Any movie that can make me smile when just thinking about it receives high marks in my book.

Such is the case with the Netflix produced “Enola Holmes,” which traces the Sherlock Holmes family lineage to a younger sister, Enola (Millie Bobby Brown), (“Stranger Things,” , “Godzilla: King of the Monsters” (2019)) who has a penchant for solving mysteries and the like.

Throw in Helena Bonham Carter (“A Room With a View” and “The King’s Speech”) who disappears one day out of the blue thus making mysteries afoot.

“Enola Holmes” occurs in the middle part of the nineteenth century, so their are no references to modern technology to get kids involved with. I hate to make another “Scooby Doo” reference because that is not what occurs here.

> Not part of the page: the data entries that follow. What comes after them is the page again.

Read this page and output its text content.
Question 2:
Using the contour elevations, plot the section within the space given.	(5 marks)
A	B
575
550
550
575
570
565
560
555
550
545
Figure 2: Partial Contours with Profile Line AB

So readers know, Enola’s name is a palindrome, one where the letters can be mushed up and spell alone, hence part of the gimmick of the title.

That is also another plus to this story, since the family has a lot of letters in their home. Think of a bunch of Scrabble pieces that are strewn about in the living room to their residence.

There is also a lot of fourth wall breaking, since Enola talks directly to the viewer about her situation and predicaments. She even mentions that she doesn’t know how to embroiderer, something most teen girls were taught when they were younger.

Early on in the story, she even goes to meet brother Sherlock (Henry Cavill, “Man of Steel”) and Mycroft (Sam Claflin, “The Hunger Games: Catching Fire,” “Me Before You”) at the train station to rendezvous for the latest aforementioned predicament. Enola does not wear gloves or a hat because the hat makes her head itch.

Directing “Enola Holmes” is Harry Bradbeer, who recently won a plethora of Emmy awards for his work on “Fleabag” a British TV show that also does a lot of fourth wall breaking as well. Co-creator and lead Phoebe Waller-Bridge has a wit and sense that make her character very watchable I this tale, kind of like what Bobby Brown does here.

Part of what occurs in the plot is a lot of nonsense in that they want to make Enola something she is not. Both Sherlock and Mynecroft think they will do better for her if she follows the straight and narrow both by trying to get her to assimilate in modern society.

Sardonic tone and stride are present throughout her characters’ viewing of the world. Life should be a place to just enjoy oneself regardless of the events that occur.

I am not sure how this thing is doing ratings wise on Netflix, but I would like to see farther incarnations of this tale since it is a universe all unto itself.